Heiß wird diskutiert, wo man Jugendliche als Zielgruppe von Werbung noch erreicht. Während aktuelle Studien belegen, dass junge Leute noch aktiv oder regelmäßig Fernsehen schauen, sind wir anderer Überzeugung.

 

Himmel und Hölle der sozialen Netzwerke

Jeder Stern ist eine Plattform. Und überall dort sind wir — ich, Charles, spreche jetzt mal für meine Generation — unterwegs.

Wir wollen auf Snapchat sehen, was unsere Freunde machen. Wenn wir Werbung sehen, die uns nicht innerhalb von maximal einer Sekunde interessiert, wischen wir weiter. Wir schauen uns Snapchat Discover an, um auf dem Pausenhof so tun zu können, als hätten wir uns sonderlich viel mit unserer Außenwelt auseinandergesetzt und haben Snapchat-Streaks, um nach 100 Tagen Spam so einen coolen Emoji hinter dem Namen des Empfängers stehen zu haben.

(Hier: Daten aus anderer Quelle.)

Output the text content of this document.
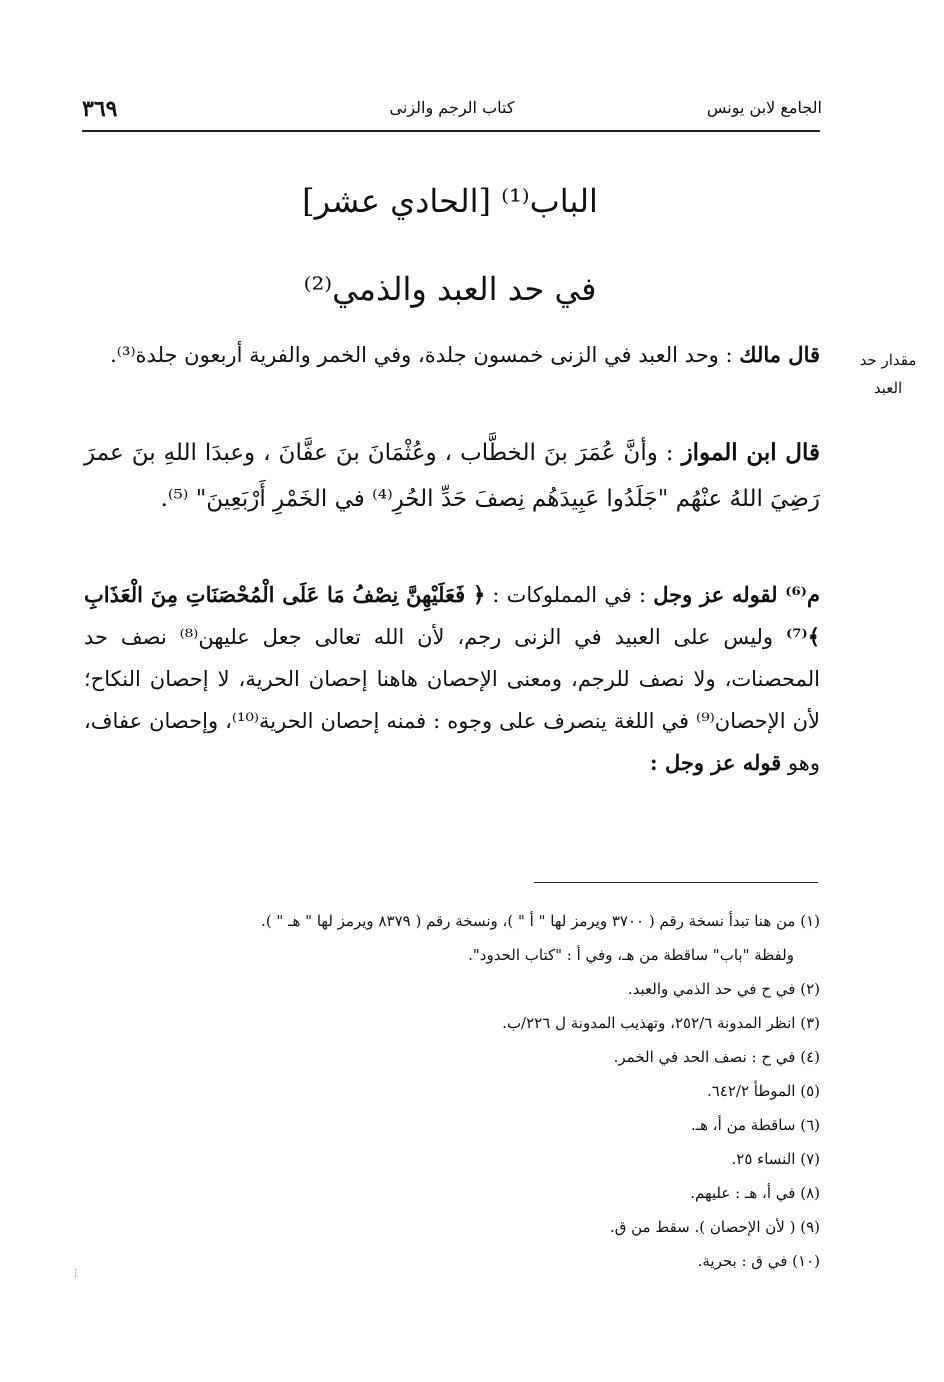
٣٦٩	كتاب الرجم والزنى	الجامع لابن يونس
الباب⁽¹⁾ [الحادي عشر]
في حد العبد والذمي⁽²⁾
مقدار حد العبد
قال مالك : وحد العبد في الزنى خمسون جلدة، وفي الخمر والفرية أربعون جلدة⁽³⁾.
قال ابن المواز : وأنَّ عُمَرَ بنَ الخطَّاب ، وعُثْمَانَ بنَ عفَّانَ ، وعبدَا اللهِ بنَ عمرَ رَضِيَ اللهُ عنْهُم "جَلَدُوا عَبِيدَهُم نِصفَ حَدِّ الحُرِ⁽⁴⁾ في الخَمْرِ أَرْبَعِينَ" ⁽⁵⁾.
م⁽⁶⁾ لقوله عز وجل : في المملوكات : ﴿ فَعَلَيْهِنَّ نِصْفُ مَا عَلَى الْمُحْصَنَاتِ مِنَ الْعَذَابِ ﴾⁽⁷⁾ وليس على العبيد في الزنى رجم، لأن الله تعالى جعل عليهن⁽⁸⁾ نصف حد المحصنات، ولا نصف للرجم، ومعنى الإحصان هاهنا إحصان الحرية، لا إحصان النكاح؛ لأن الإحصان⁽⁹⁾ في اللغة ينصرف على وجوه : فمنه إحصان الحرية⁽¹⁰⁾، وإحصان عفاف، وهو قوله عز وجل :
(١) من هنا تبدأ نسخة رقم ( ٣٧٠٠ ويرمز لها " أ " )، ونسخة رقم ( ٨٣٧٩ ويرمز لها " هـ " ).
ولفظة "باب" ساقطة من هـ، وفي أ : "كتاب الحدود".
(٢) في ح في حد الذمي والعبد.
(٣) انظر المدونة ٢٥٢/٦، وتهذيب المدونة ل ٢٢٦/ب.
(٤) في ح : نصف الحد في الخمر.
(٥) الموطأ ٦٤٢/٢.
(٦) ساقطة من أ، هـ.
(٧) النساء ٢٥.
(٨) في أ، هـ : عليهم.
(٩) ( لأن الإحصان ). سقط من ق.
(١٠) في ق : بحرية.
⁞
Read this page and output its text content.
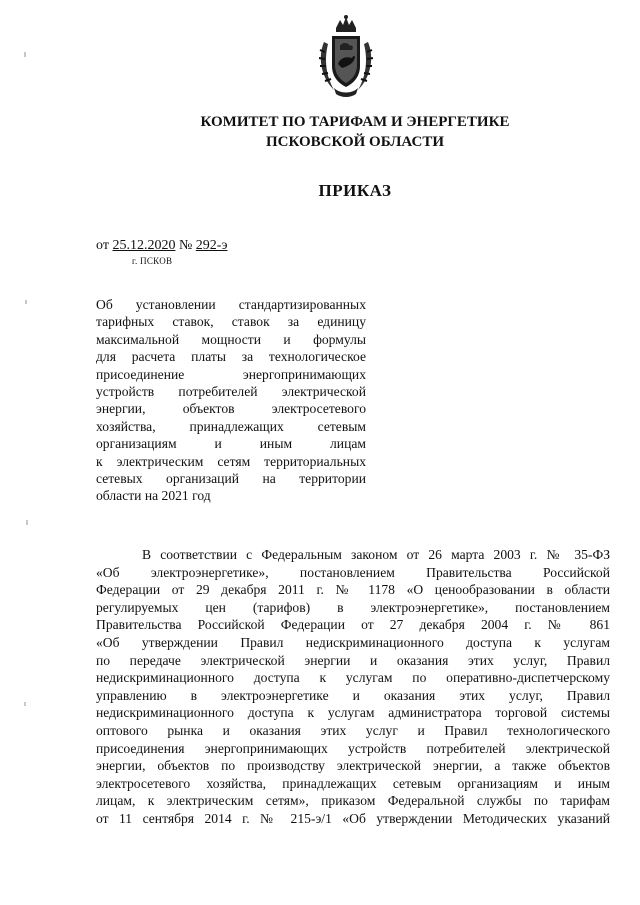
КОМИТЕТ ПО ТАРИФАМ И ЭНЕРГЕТИКЕ
ПСКОВСКОЙ ОБЛАСТИ
ПРИКАЗ
от 25.12.2020 № 292-э
г. ПСКОВ
Об установлении стандартизированных
тарифных ставок, ставок за единицу
максимальной мощности и формулы
для расчета платы за технологическое
присоединение энергопринимающих
устройств потребителей электрической
энергии, объектов электросетевого
хозяйства, принадлежащих сетевым
организациям и иным лицам
к электрическим сетям территориальных
сетевых организаций на территории
области на 2021 год
В соответствии с Федеральным законом от 26 марта 2003 г. № 35-ФЗ
«Об электроэнергетике», постановлением Правительства Российской
Федерации от 29 декабря 2011 г. № 1178 «О ценообразовании в области
регулируемых цен (тарифов) в электроэнергетике», постановлением
Правительства Российской Федерации от 27 декабря 2004 г. № 861
«Об утверждении Правил недискриминационного доступа к услугам
по передаче электрической энергии и оказания этих услуг, Правил
недискриминационного доступа к услугам по оперативно-диспетчерскому
управлению в электроэнергетике и оказания этих услуг, Правил
недискриминационного доступа к услугам администратора торговой системы
оптового рынка и оказания этих услуг и Правил технологического
присоединения энергопринимающих устройств потребителей электрической
энергии, объектов по производству электрической энергии, а также объектов
электросетевого хозяйства, принадлежащих сетевым организациям и иным
лицам, к электрическим сетям», приказом Федеральной службы по тарифам
от 11 сентября 2014 г. № 215-э/1 «Об утверждении Методических указаний
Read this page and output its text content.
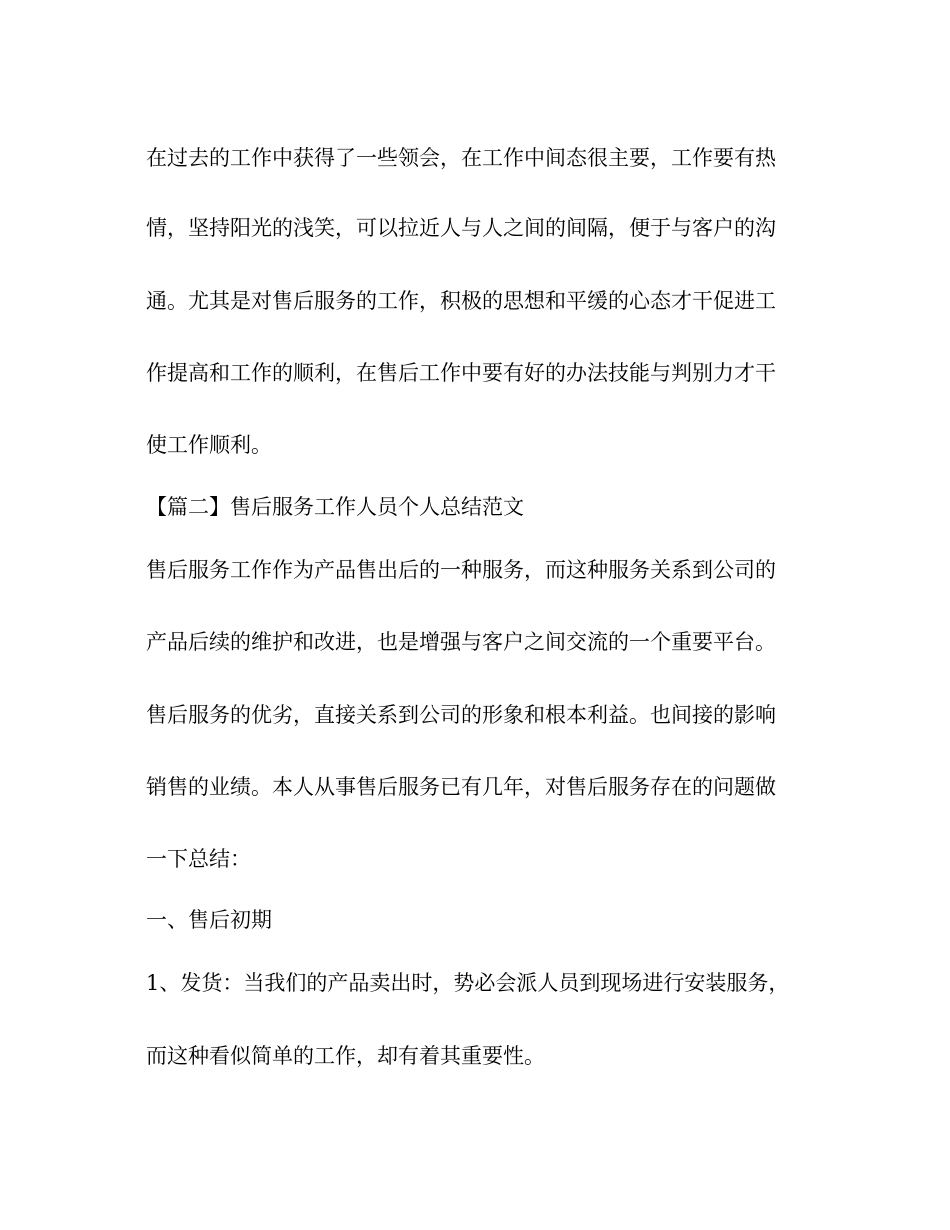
在过去的工作中获得了一些领会，在工作中间态很主要，工作要有热
情，坚持阳光的浅笑，可以拉近人与人之间的间隔，便于与客户的沟
通。尤其是对售后服务的工作，积极的思想和平缓的心态才干促进工
作提高和工作的顺利，在售后工作中要有好的办法技能与判别力才干
使工作顺利。
【篇二】售后服务工作人员个人总结范文
售后服务工作作为产品售出后的一种服务，而这种服务关系到公司的
产品后续的维护和改进，也是增强与客户之间交流的一个重要平台。
售后服务的优劣，直接关系到公司的形象和根本利益。也间接的影响
销售的业绩。本人从事售后服务已有几年，对售后服务存在的问题做
一下总结：
一、售后初期
1、发货：当我们的产品卖出时，势必会派人员到现场进行安装服务，
而这种看似简单的工作，却有着其重要性。
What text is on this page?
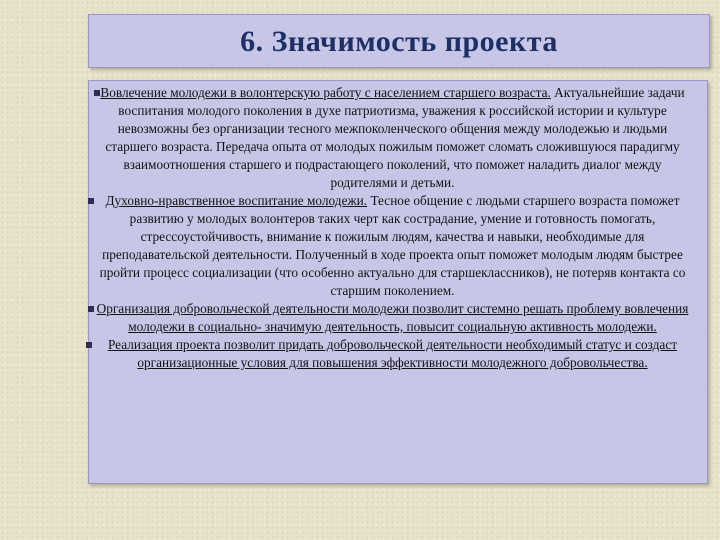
6. Значимость проекта
Вовлечение молодежи в волонтерскую работу с населением старшего возраста. Актуальнейшие задачи воспитания молодого поколения в духе патриотизма, уважения к российской истории и культуре невозможны без организации тесного межпоколенческого общения между молодежью и людьми старшего возраста. Передача опыта от молодых пожилым поможет сломать сложившуюся парадигму взаимоотношения старшего и подрастающего поколений, что поможет наладить диалог между родителями и детьми.
Духовно-нравственное воспитание молодежи. Тесное общение с людьми старшего возраста поможет развитию у молодых волонтеров таких черт как сострадание, умение и готовность помогать, стрессоустойчивость, внимание к пожилым людям, качества и навыки, необходимые для преподавательской деятельности. Полученный в ходе проекта опыт поможет молодым людям быстрее пройти процесс социализации (что особенно актуально для старшеклассников), не потеряв контакта со старшим поколением.
Организация добровольческой деятельности молодежи позволит системно решать проблему вовлечения молодежи в социально- значимую деятельность, повысит социальную активность молодежи.
Реализация проекта позволит придать добровольческой деятельности необходимый статус и создаст организационные условия для повышения эффективности молодежного добровольчества.
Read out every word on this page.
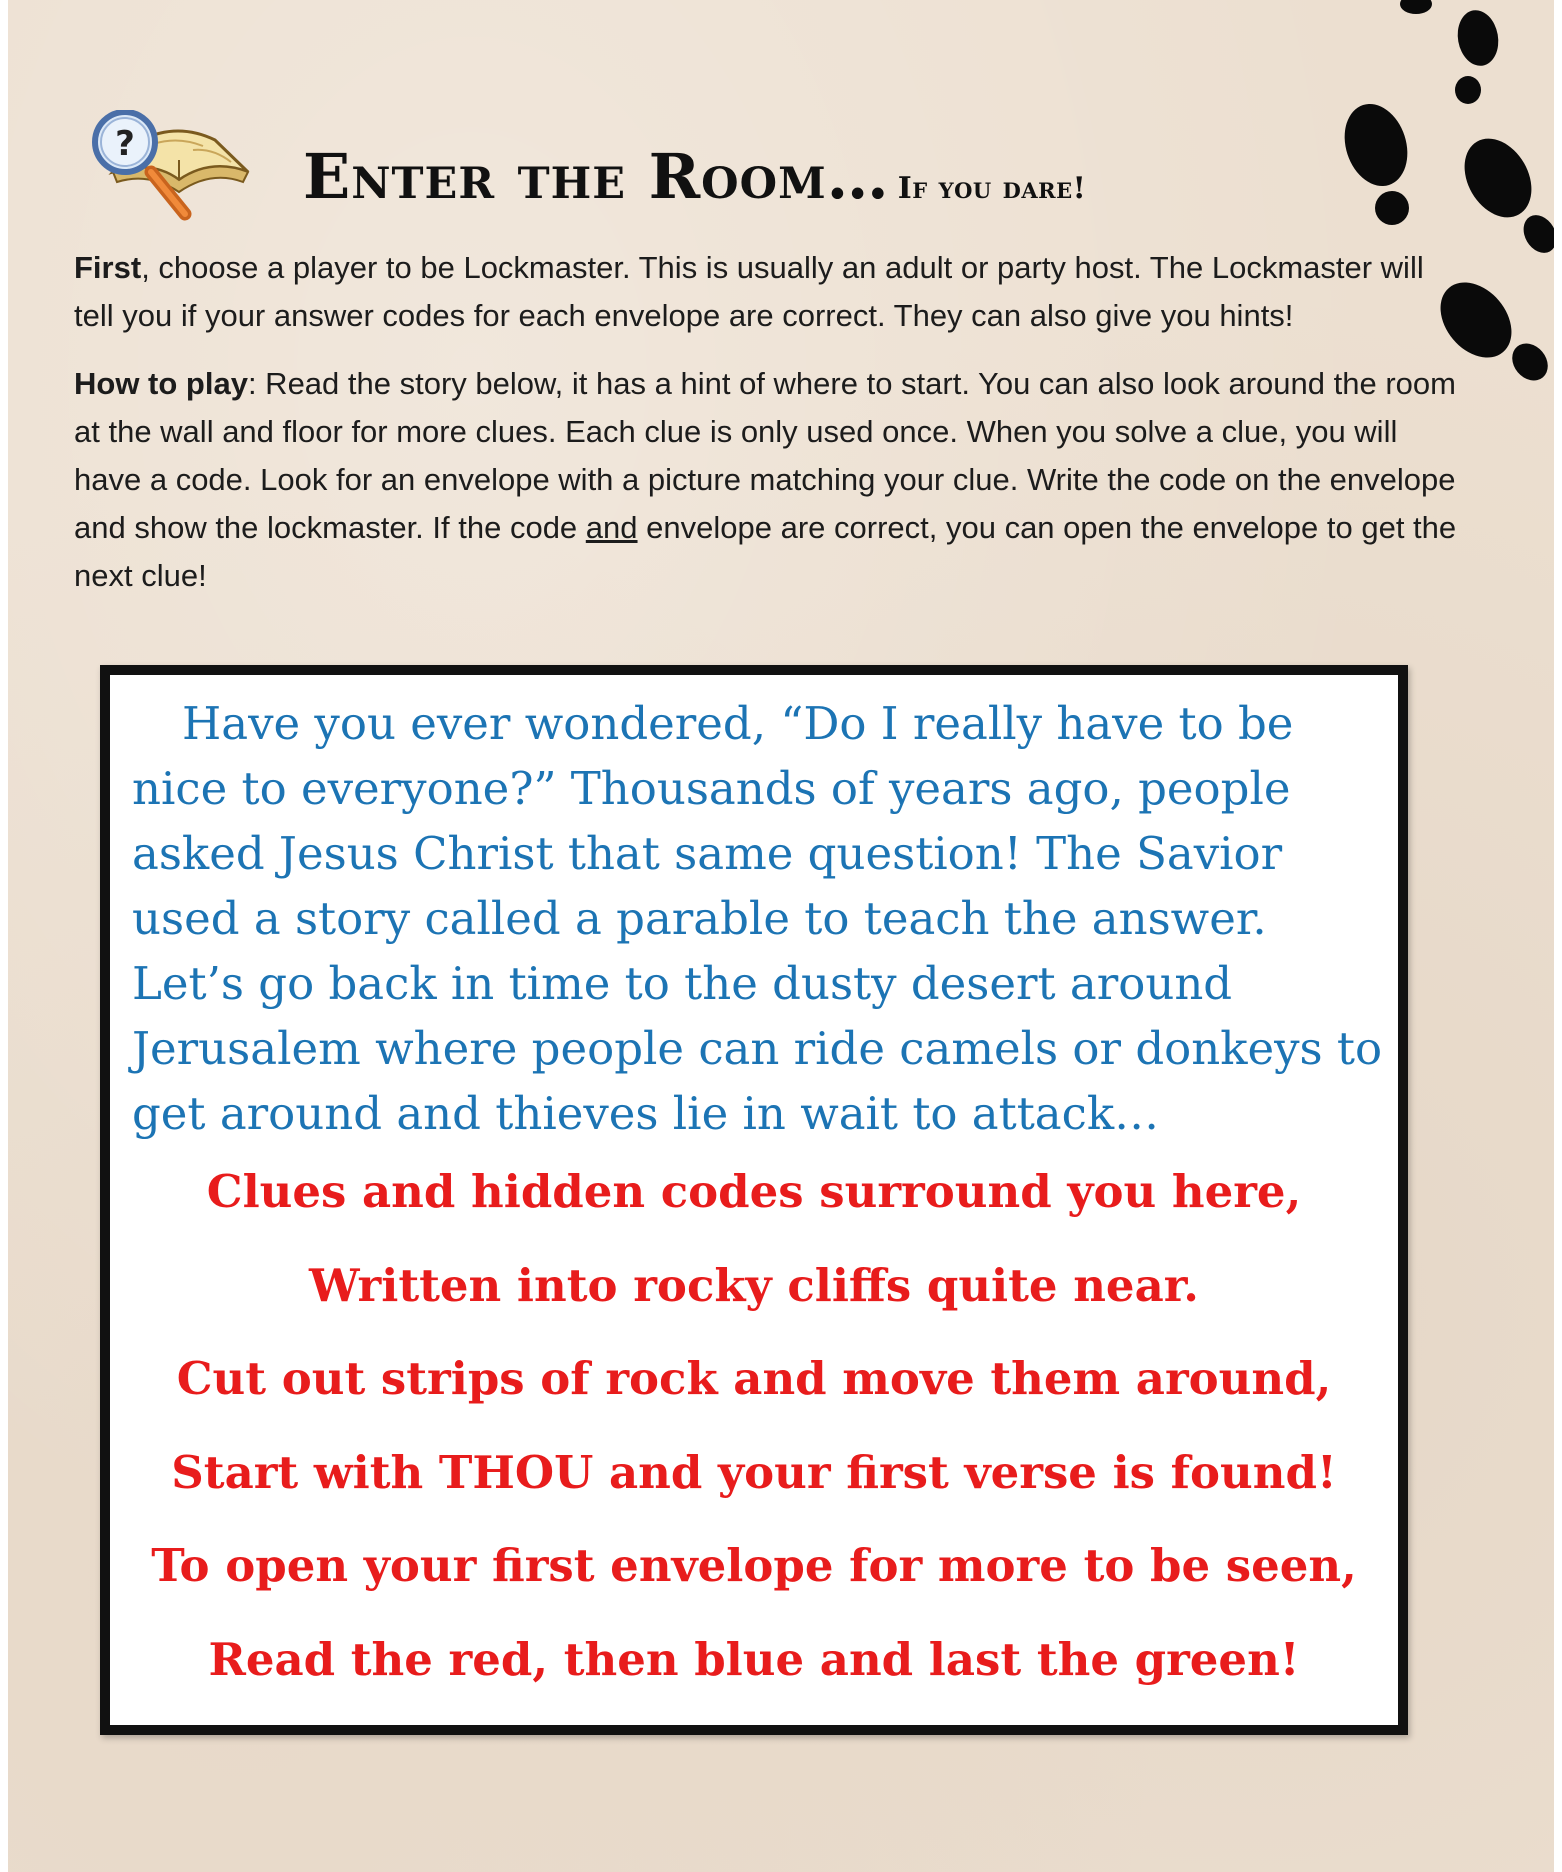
?	Enter the Room… If you dare!

First, choose a player to be Lockmaster. This is usually an adult or party host. The Lockmaster will tell you if your answer codes for each envelope are correct. They can also give you hints!

How to play: Read the story below, it has a hint of where to start. You can also look around the room at the wall and floor for more clues. Each clue is only used once. When you solve a clue, you will have a code. Look for an envelope with a picture matching your clue. Write the code on the envelope and show the lockmaster. If the code and envelope are correct, you can open the envelope to get the next clue!

Have you ever wondered, “Do I really have to be nice to everyone?” Thousands of years ago, people asked Jesus Christ that same question! The Savior used a story called a parable to teach the answer. Let’s go back in time to the dusty desert around Jerusalem where people can ride camels or donkeys to get around and thieves lie in wait to attack…

Clues and hidden codes surround you here,
Written into rocky cliffs quite near.
Cut out strips of rock and move them around,
Start with THOU and your first verse is found!
To open your first envelope for more to be seen,
Read the red, then blue and last the green!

Die YouTube-Sternchen, Social-Media-Stars und Influencer sind die Idole unserer Zeit. DieLochis sind die Backstreet Boys von damals — jedoch in glaubwürdig, nahbar und es besteht die Möglichkeit, dass sie einem irgendwann mal auf einen Tweet antworten oder einen Instagram-Post liken, auf welchem wir sie markiert haben. Wir konsumieren die Inhalte der Influencer, weil wir sie als Person oder / im Besten Fall und den Inhalt, den sie produzieren, absolut abfeiern. Wir können uns mit ihnen identifizieren und suchen Dinge, die wir eventuell mit ihnen gemeinsam haben.

Wir wollen keine Werbung sehen. Die nervigen Werbeanzeigen, wir auf Instagram in unserem Feed sehen und in der breiten Masse manchmal aus Versehen leiten oder plötzlich in den App Store weitergeleitet werden, weil wir auf irgendeinen komischen Link gekickt haben, sind für uns nur dann relevant, wenn sie glaubwürdige Markenbotschafter in sich haben. Fanta ist cool, weil Julien Bam am Anfang von fast jeder Fanta-Werbung sitzt, die auf YouTube, Facebook oder Snapchat augespielt wird. Wir trinken aber trotzdem lieber Cola, weil Dner mehrere Jahre lang bei einem Format von Coca Cola dabei gewesen ist und man sogar die Möglichkeit hatte, ihn zu treffen.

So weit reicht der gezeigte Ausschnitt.